We need more than encouragement.
At times we need someone to question the explanation we have accepted.
Worthy intentions need to be remembered.
A peer may carry what mattered across the week, quarter and year.
Failure should not have the final word.
A community can help a person face reality and make the next faithful movement.
A serious community does not remove personal responsibility. It strengthens our capacity to assume it.
Return to Your Calling, Stronger.
Each word matters.
Drift is not the end of the story.
We may have delayed, hidden, failed or become discouraged. Return means facing what happened and taking the next faithful step.
Something is being asked of us.
A responsibility, contribution, truth, work, person or form of service may deserve more than momentary preference.
Strength need not mean invulnerability.
It may mean greater honesty, humility, endurance and willingness to receive counsel.
We do not return pretending the flight never happened.
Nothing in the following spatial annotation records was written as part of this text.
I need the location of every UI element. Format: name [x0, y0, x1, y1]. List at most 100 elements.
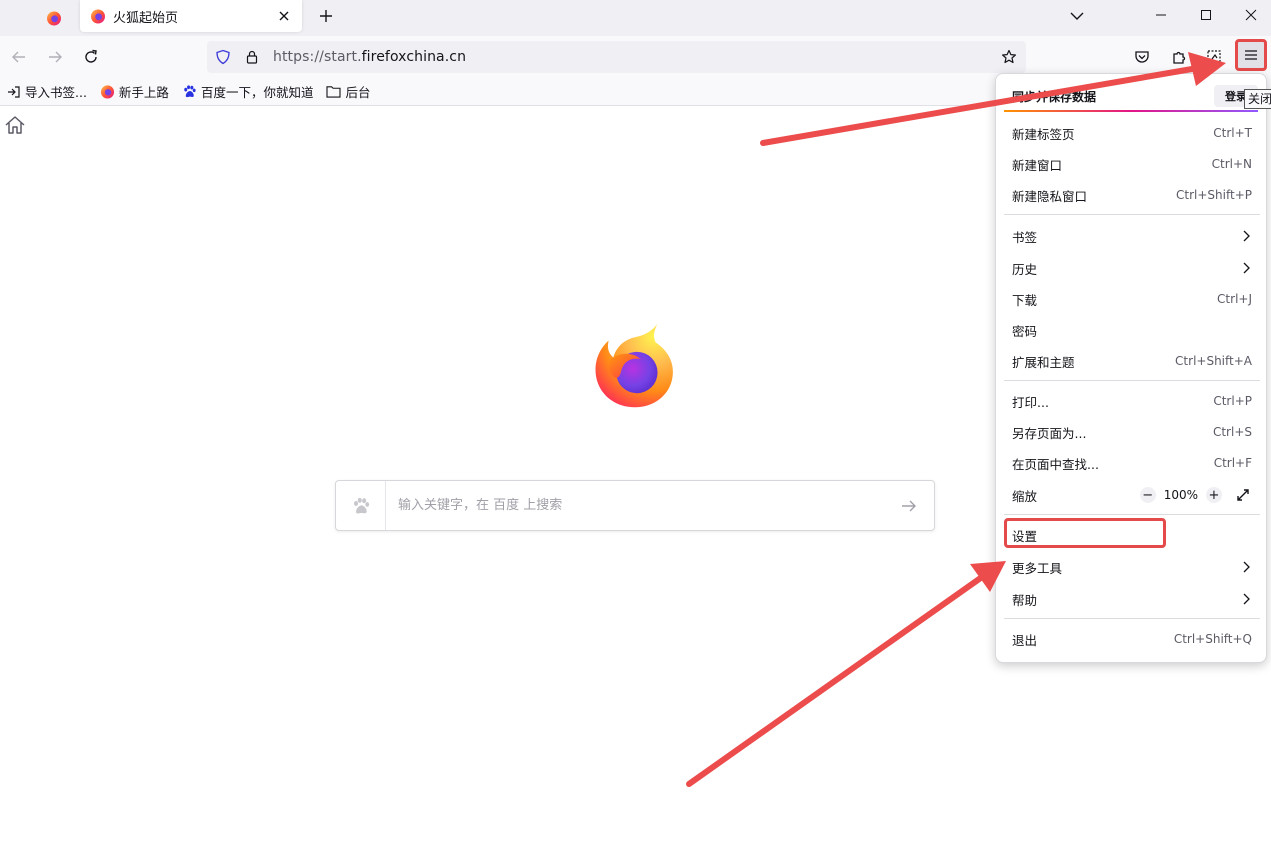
- minimize-icon: [1156, 14, 1166, 16]
- menu-label: 更多工具: [1012, 560, 1063, 576]
- menu-shortcut: Ctrl+Shift+A: [1175, 354, 1252, 368]
- menu-label: 打印...: [1012, 394, 1049, 410]
- forward-arrow-icon: [49, 51, 62, 63]
- pocket-icon: [1135, 51, 1149, 63]
- menu-tooltip: 关闭: [1244, 89, 1271, 109]
- chevron-right-icon: [1243, 593, 1250, 605]
- list-all-tabs-button[interactable]: [1063, 2, 1091, 30]
- menu-shortcut: Ctrl+P: [1213, 394, 1252, 408]
- menu-downloads[interactable]: 下载 Ctrl+J: [1002, 285, 1262, 313]
- firefox-icon: [100, 84, 115, 99]
- reload-icon: [85, 49, 97, 63]
- menu-shortcut: Ctrl+N: [1211, 157, 1252, 171]
- menu-new-tab[interactable]: 新建标签页 Ctrl+T: [1002, 119, 1262, 147]
- bookmark-label: 新手上路: [118, 85, 169, 100]
- shield-icon[interactable]: [215, 49, 231, 65]
- firefox-icon: [91, 9, 105, 24]
- zoom-controls: − 100% +: [1134, 486, 1252, 504]
- sync-text: 同步并保存数据: [1012, 90, 1097, 104]
- extensions-button[interactable]: [1164, 42, 1194, 72]
- menu-label: 书签: [1012, 229, 1038, 245]
- lock-icon[interactable]: [245, 50, 259, 64]
- screenshot-button[interactable]: [1199, 42, 1229, 72]
- menu-label: 扩展和主题: [1012, 354, 1075, 370]
- navigation-toolbar: https://start.firefoxchina.cn: [0, 36, 1271, 78]
- menu-shortcut: Ctrl+Shift+P: [1176, 188, 1252, 202]
- arrow-to-settings: [686, 561, 1006, 787]
- open-menu-button[interactable]: [1235, 39, 1267, 71]
- plus-icon: [320, 10, 332, 22]
- tab-strip: 火狐起始页: [0, 0, 1271, 36]
- menu-shortcut: Ctrl+J: [1217, 292, 1252, 306]
- tab-active[interactable]: 火狐起始页: [80, 0, 302, 32]
- menu-print[interactable]: 打印... Ctrl+P: [1002, 387, 1262, 415]
- menu-save-page[interactable]: 另存页面为... Ctrl+S: [1002, 418, 1262, 446]
- menu-settings[interactable]: 设置: [1002, 521, 1262, 549]
- bookmark-folder-backend[interactable]: 后台: [326, 82, 370, 101]
- menu-help[interactable]: 帮助: [1002, 585, 1262, 613]
- menu-addons-themes[interactable]: 扩展和主题 Ctrl+Shift+A: [1002, 347, 1262, 375]
- menu-bookmarks[interactable]: 书签: [1002, 222, 1262, 250]
- arrow-right-icon: [902, 500, 916, 511]
- menu-history[interactable]: 历史: [1002, 254, 1262, 282]
- home-icon[interactable]: [4, 114, 26, 136]
- menu-label: 下载: [1012, 292, 1038, 308]
- maximize-button[interactable]: [1183, 0, 1229, 30]
- menu-shortcut: Ctrl+F: [1213, 456, 1252, 470]
- bookmark-baidu[interactable]: 百度一下，你就知道: [182, 82, 313, 101]
- menu-separator: [1004, 514, 1260, 515]
- menu-more-tools[interactable]: 更多工具: [1002, 553, 1262, 581]
- bookmark-import[interactable]: 导入书签...: [7, 82, 87, 101]
- menu-label: 帮助: [1012, 592, 1038, 608]
- menu-new-private-window[interactable]: 新建隐私窗口 Ctrl+Shift+P: [1002, 181, 1262, 209]
- chevron-down-icon: [1070, 12, 1084, 20]
- sync-row[interactable]: 同步并保存数据 登录: [1004, 82, 1258, 112]
- zoom-in-button[interactable]: +: [1206, 487, 1222, 503]
- menu-zoom: 缩放 − 100% +: [1002, 481, 1262, 509]
- pinned-tab[interactable]: [30, 2, 78, 34]
- menu-label: 历史: [1012, 261, 1038, 277]
- back-arrow-icon: [12, 51, 25, 63]
- chevron-right-icon: [1243, 230, 1250, 242]
- chevron-right-icon: [1243, 262, 1250, 274]
- menu-exit[interactable]: 退出 Ctrl+Shift+Q: [1002, 625, 1262, 653]
- folder-icon: [326, 85, 342, 98]
- menu-label: 另存页面为...: [1012, 425, 1087, 441]
- menu-find-in-page[interactable]: 在页面中查找... Ctrl+F: [1002, 449, 1262, 477]
- zoom-out-button[interactable]: −: [1139, 487, 1156, 503]
- bookmark-star-button[interactable]: [998, 46, 1020, 68]
- menu-label: 设置: [1012, 528, 1038, 544]
- close-window-button[interactable]: [1228, 0, 1271, 30]
- close-tab-icon[interactable]: [274, 6, 294, 26]
- menu-label: 密码: [1012, 323, 1038, 339]
- reload-button[interactable]: [76, 42, 106, 72]
- search-engine-button[interactable]: [336, 481, 386, 530]
- firefox-logo: [588, 318, 682, 412]
- baidu-paw-icon: [182, 84, 197, 99]
- close-icon: [1245, 9, 1257, 21]
- puzzle-icon: [1173, 51, 1186, 64]
- url-bar[interactable]: https://start.firefoxchina.cn: [207, 41, 1026, 73]
- url-text[interactable]: https://start.firefoxchina.cn: [273, 49, 466, 65]
- zoom-reset-button[interactable]: 100%: [1164, 488, 1198, 502]
- forward-button[interactable]: [40, 42, 70, 72]
- bookmark-getting-started[interactable]: 新手上路: [100, 82, 169, 101]
- new-tab-button[interactable]: [312, 2, 340, 30]
- menu-passwords[interactable]: 密码: [1002, 316, 1262, 344]
- pocket-button[interactable]: [1127, 42, 1157, 72]
- star-icon: [1002, 49, 1016, 64]
- minimize-button[interactable]: [1138, 0, 1184, 30]
- tab-title: 火狐起始页: [113, 10, 179, 26]
- app-menu-panel: 同步并保存数据 登录 新建标签页 Ctrl+T 新建窗口 Ctrl+N 新建隐私窗口…: [995, 73, 1267, 663]
- menu-label: 在页面中查找...: [1012, 456, 1099, 472]
- menu-separator: [1004, 214, 1260, 215]
- back-button[interactable]: [4, 42, 34, 72]
- search-input[interactable]: [386, 481, 884, 530]
- menu-separator: [1004, 618, 1260, 619]
- menu-new-window[interactable]: 新建窗口 Ctrl+N: [1002, 150, 1262, 178]
- search-box: [335, 480, 935, 531]
- menu-label: 新建窗口: [1012, 157, 1063, 173]
- menu-label: 新建隐私窗口: [1012, 188, 1088, 204]
- search-submit-button[interactable]: [884, 481, 934, 530]
- fullscreen-button[interactable]: [1234, 486, 1252, 504]
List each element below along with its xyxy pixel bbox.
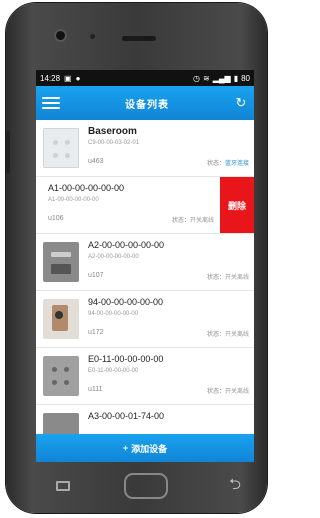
status-value: 开关离线 [224,389,249,395]
status-label: 状态： [206,389,225,395]
device-name: A2-00-00-00-00-00 [88,240,165,250]
device-thumbnail [43,356,79,396]
status-value: 开关离线 [189,218,214,224]
hardware-menu-button[interactable] [56,481,70,491]
hardware-home-button[interactable] [124,473,168,499]
add-device-button[interactable]: + 添加设备 [36,434,254,462]
plus-icon: + [122,443,129,453]
device-uid: u172 [88,329,104,336]
phone-frame: 14:28 ▣ ● ◷ ≋ ▂▄▆ ▮ 80 设备列表 ↻ Baseroom C… [6,3,267,513]
status-value: 开关离线 [224,275,249,281]
device-thumbnail [43,128,79,168]
device-mac: A2-00-00-00-00-00 [88,254,139,260]
device-status: 状态：蓝牙连接 [207,158,249,167]
menu-icon[interactable] [42,97,60,109]
earpiece-speaker [122,36,156,41]
device-name: E0-11-00-00-00-00 [88,354,164,364]
app-screen: 14:28 ▣ ● ◷ ≋ ▂▄▆ ▮ 80 设备列表 ↻ Baseroom C… [36,70,254,462]
device-status: 状态：开关离线 [172,215,214,224]
device-thumbnail [43,242,79,282]
device-uid: u111 [88,386,103,393]
device-status: 状态：开关离线 [207,272,249,281]
status-label: 状态： [206,161,225,167]
page-title: 设备列表 [125,99,169,111]
delete-button[interactable]: 删除 [220,177,254,233]
wifi-icon: ≋ [203,73,210,83]
device-thumbnail [43,299,79,339]
hardware-back-button[interactable]: ⮌ [226,477,244,493]
status-label: 状态： [206,332,225,338]
side-button[interactable] [6,131,10,173]
status-value: 开关离线 [224,332,249,338]
device-mac: 94-00-00-00-00-00 [88,311,139,317]
device-row[interactable]: E0-11-00-00-00-00 E0-11-00-00-00-00 u111… [36,348,254,405]
front-camera [56,31,65,40]
device-row[interactable]: A1-00-00-00-00-00 A1-00-00-00-00-00 u106… [36,177,254,234]
device-list: Baseroom C9-00-00-03-02-01 u463 状态：蓝牙连接 … [36,120,254,434]
device-mac: C9-00-00-03-02-01 [88,140,140,146]
device-row[interactable]: 94-00-00-00-00-00 94-00-00-00-00-00 u172… [36,291,254,348]
status-value: 蓝牙连接 [224,161,249,167]
device-mac: E0-11-00-00-00-00 [88,368,139,374]
alarm-icon: ◷ [193,73,200,83]
proximity-sensor [90,34,95,39]
status-bar: 14:28 ▣ ● ◷ ≋ ▂▄▆ ▮ 80 [36,70,254,86]
battery-icon: ▮ [233,73,239,83]
device-uid: u463 [88,158,104,165]
header-bar: 设备列表 ↻ [36,86,254,120]
notification-icon: ● [75,73,81,83]
device-uid: u107 [88,272,104,279]
refresh-icon[interactable]: ↻ [234,96,248,110]
battery-level: 80 [241,73,250,83]
status-label: 状态： [171,218,190,224]
device-row[interactable]: A2-00-00-00-00-00 A2-00-00-00-00-00 u107… [36,234,254,291]
device-status: 状态：开关离线 [207,386,249,395]
device-name: Baseroom [88,126,137,137]
device-thumbnail [43,413,79,434]
device-mac: A1-00-00-00-00-00 [48,197,99,203]
device-row[interactable]: A3-00-00-01-74-00 [36,405,254,434]
add-device-label: 添加设备 [131,443,168,454]
device-name: A1-00-00-00-00-00 [48,183,125,193]
device-name: A3-00-00-01-74-00 [88,411,165,421]
device-row[interactable]: Baseroom C9-00-00-03-02-01 u463 状态：蓝牙连接 [36,120,254,177]
device-uid: u106 [48,215,64,222]
device-status: 状态：开关离线 [207,329,249,338]
gallery-icon: ▣ [64,73,72,83]
signal-icon: ▂▄▆ [212,73,231,83]
status-label: 状态： [206,275,225,281]
device-name: 94-00-00-00-00-00 [88,297,164,307]
status-time: 14:28 [40,73,61,83]
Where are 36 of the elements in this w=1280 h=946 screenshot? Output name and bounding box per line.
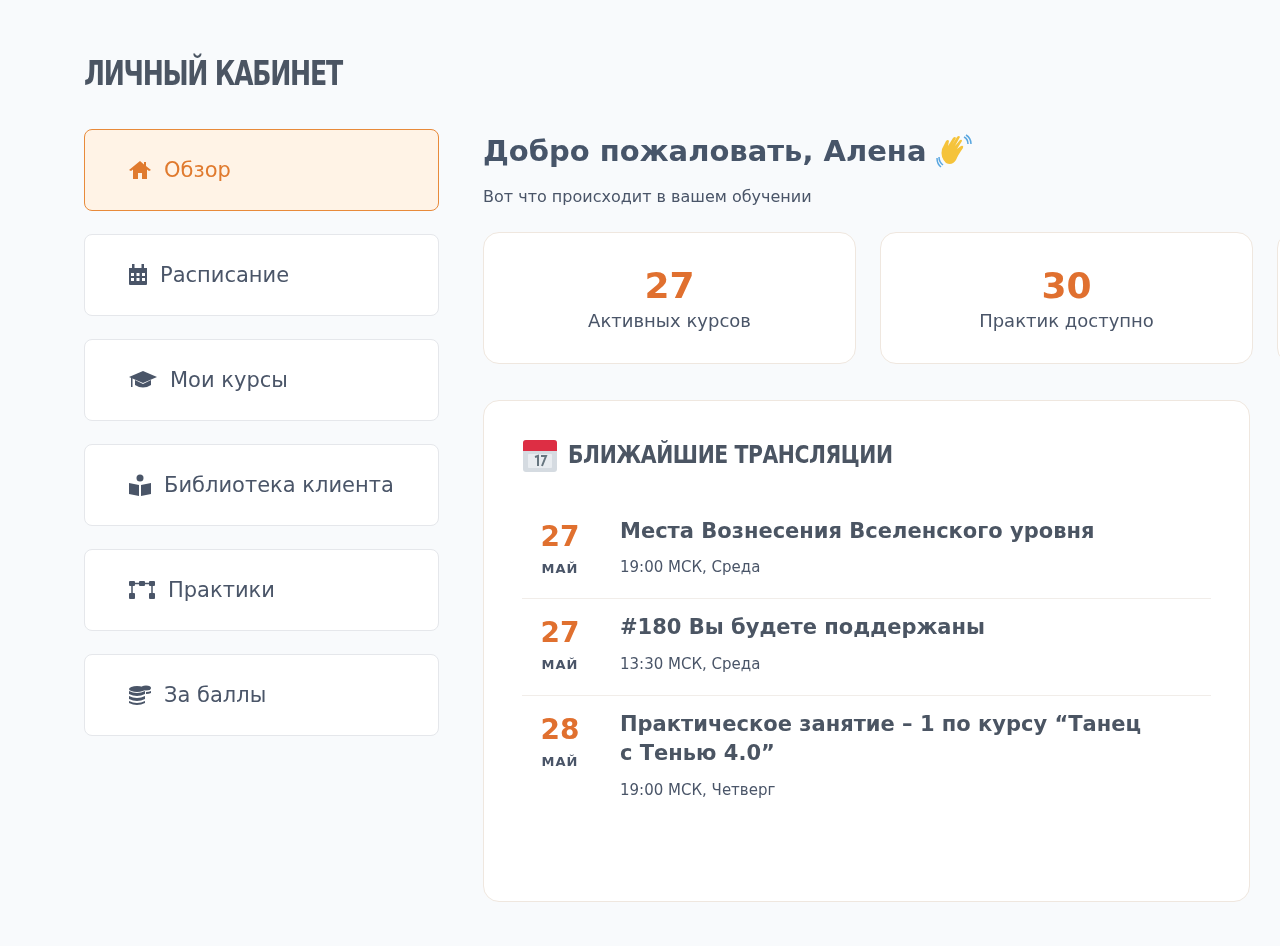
event-month: МАЙ [541, 657, 579, 673]
sidebar-item[interactable]: Практики [84, 549, 439, 631]
section-title: БЛИЖАЙШИЕ ТРАНСЛЯЦИИ [568, 441, 893, 469]
event-day: 27 [540, 619, 580, 648]
event-title: Места Вознесения Вселенского уровня [620, 518, 1095, 545]
page-title: ЛИЧНЫЙ КАБИНЕТ [84, 54, 342, 93]
event-day: 28 [540, 715, 580, 744]
sidebar-item[interactable]: За баллы [84, 654, 439, 736]
stat-value: 30 [1041, 265, 1092, 306]
event-time: 13:30 МСК, Среда [620, 654, 762, 673]
event-month: МАЙ [541, 753, 579, 769]
event-item[interactable]: 27 МАЙ Места Вознесения Вселенского уровня 19:00 МСК, Среда [522, 503, 1211, 600]
event-title: #180 Вы будете поддержаны [620, 614, 986, 642]
event-day: 27 [540, 523, 580, 551]
waving-hand-icon [936, 133, 973, 169]
event-month: МАЙ [541, 561, 579, 576]
event-time: 19:00 МСК, Четверг [620, 780, 777, 799]
graduation-cap-icon [128, 370, 158, 390]
event-item[interactable]: 27 МАЙ #180 Вы будете поддержаны 13:30 МСК, Среда [522, 599, 1211, 696]
stat-label: Активных курсов [588, 310, 751, 331]
event-title: Практическое занятие – 1 по курсу “Танец с Тенью 4.0” [620, 710, 1143, 768]
coins-icon [128, 684, 152, 706]
stat-label: Практик доступно [979, 310, 1154, 331]
sidebar-item[interactable]: Библиотека клиента [84, 444, 439, 526]
stat-value: 27 [644, 265, 695, 306]
sidebar-item[interactable]: Расписание [84, 234, 439, 316]
reader-icon [128, 474, 152, 496]
event-time: 19:00 МСК, Среда [620, 558, 762, 577]
calendar-icon [128, 264, 148, 286]
nodes-icon [128, 580, 156, 600]
event-item[interactable]: 28 МАЙ Практическое занятие – 1 по курсу “Танец с Тенью 4.0” 19:00 МСК, Четверг [522, 695, 1211, 821]
home-icon [128, 160, 152, 180]
welcome-subtitle: Вот что происходит в вашем обучении [483, 187, 813, 206]
welcome-title: Добро пожаловать, Алена [483, 134, 927, 168]
calendar-icon [522, 437, 558, 473]
sidebar-item[interactable]: Мои курсы [84, 339, 439, 421]
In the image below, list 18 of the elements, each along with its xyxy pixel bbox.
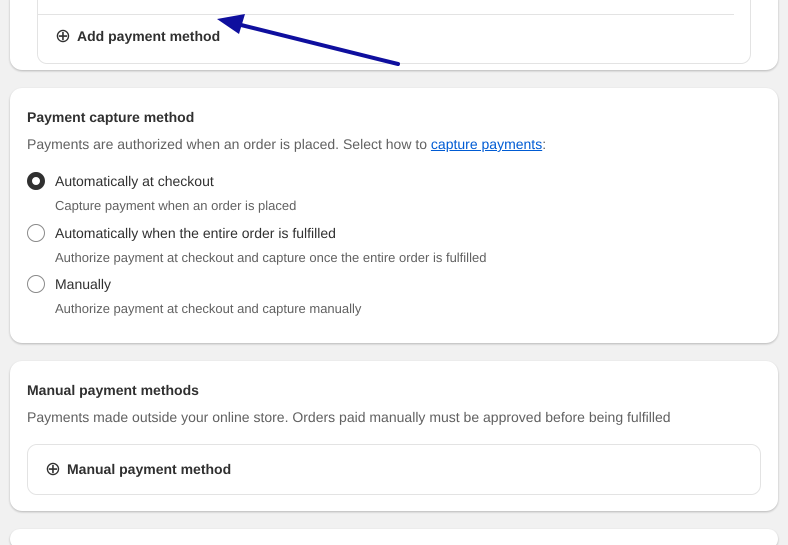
add-payment-method-button[interactable]: ⊕ Add payment method	[55, 26, 733, 47]
section-description: Payments made outside your online store. Orders paid manually must be approved before being fulfilled	[27, 408, 672, 427]
add-icon: ⊕	[55, 27, 71, 46]
capture-payments-link[interactable]: capture payments	[430, 136, 542, 152]
section-title: Payment capture method	[27, 108, 196, 127]
option-hint: Authorize payment at checkout and capture manually	[55, 300, 362, 318]
section-description: Payments are authorized when an order is placed. Select how to capture payments:	[27, 135, 548, 154]
radio-button[interactable]	[27, 224, 45, 242]
add-icon: ⊕	[45, 460, 61, 478]
radio-button[interactable]	[27, 172, 45, 190]
add-manual-method-button[interactable]: ⊕ Manual payment method	[45, 458, 232, 480]
radio-label[interactable]: Automatically when the entire order is fulfilled	[55, 222, 486, 244]
option-hint: Capture payment when an order is placed	[55, 197, 296, 215]
option-hint: Authorize payment at checkout and capture once the entire order is fulfilled	[55, 248, 486, 267]
radio-label[interactable]: Manually	[55, 274, 362, 295]
radio-label[interactable]: Automatically at checkout	[55, 171, 296, 192]
section-title: Manual payment methods	[27, 380, 200, 400]
radio-button[interactable]	[27, 275, 45, 293]
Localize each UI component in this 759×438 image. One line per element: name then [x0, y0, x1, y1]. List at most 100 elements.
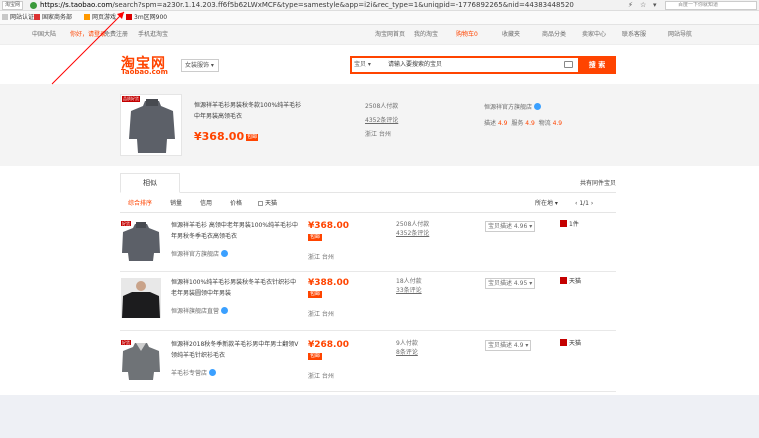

We return having learned something from it.
Jonah’s Club gives the final movement of iRAPP a relational home.
Intention: What worthy responsibility are we trying to answer?
Reality: What actually happened?
Analysis: Why did we move forward, and where did we flee?
Planning: What practical return is now required?
Peers: Who can help us see clearly, act faithfully and continue?
Jonah is not the finished man.
The Book of Jonah ends before we know how Jonah answers God’s final question.
That incompleteness belongs to the meaning of the name.
We may answer one call and resist the next. We may return outwardly while remaining inwardly unchanged. We may need truth, mercy, correction and another beginning.
Jonah’s Club exists for people who do not want to make that return entirely alone.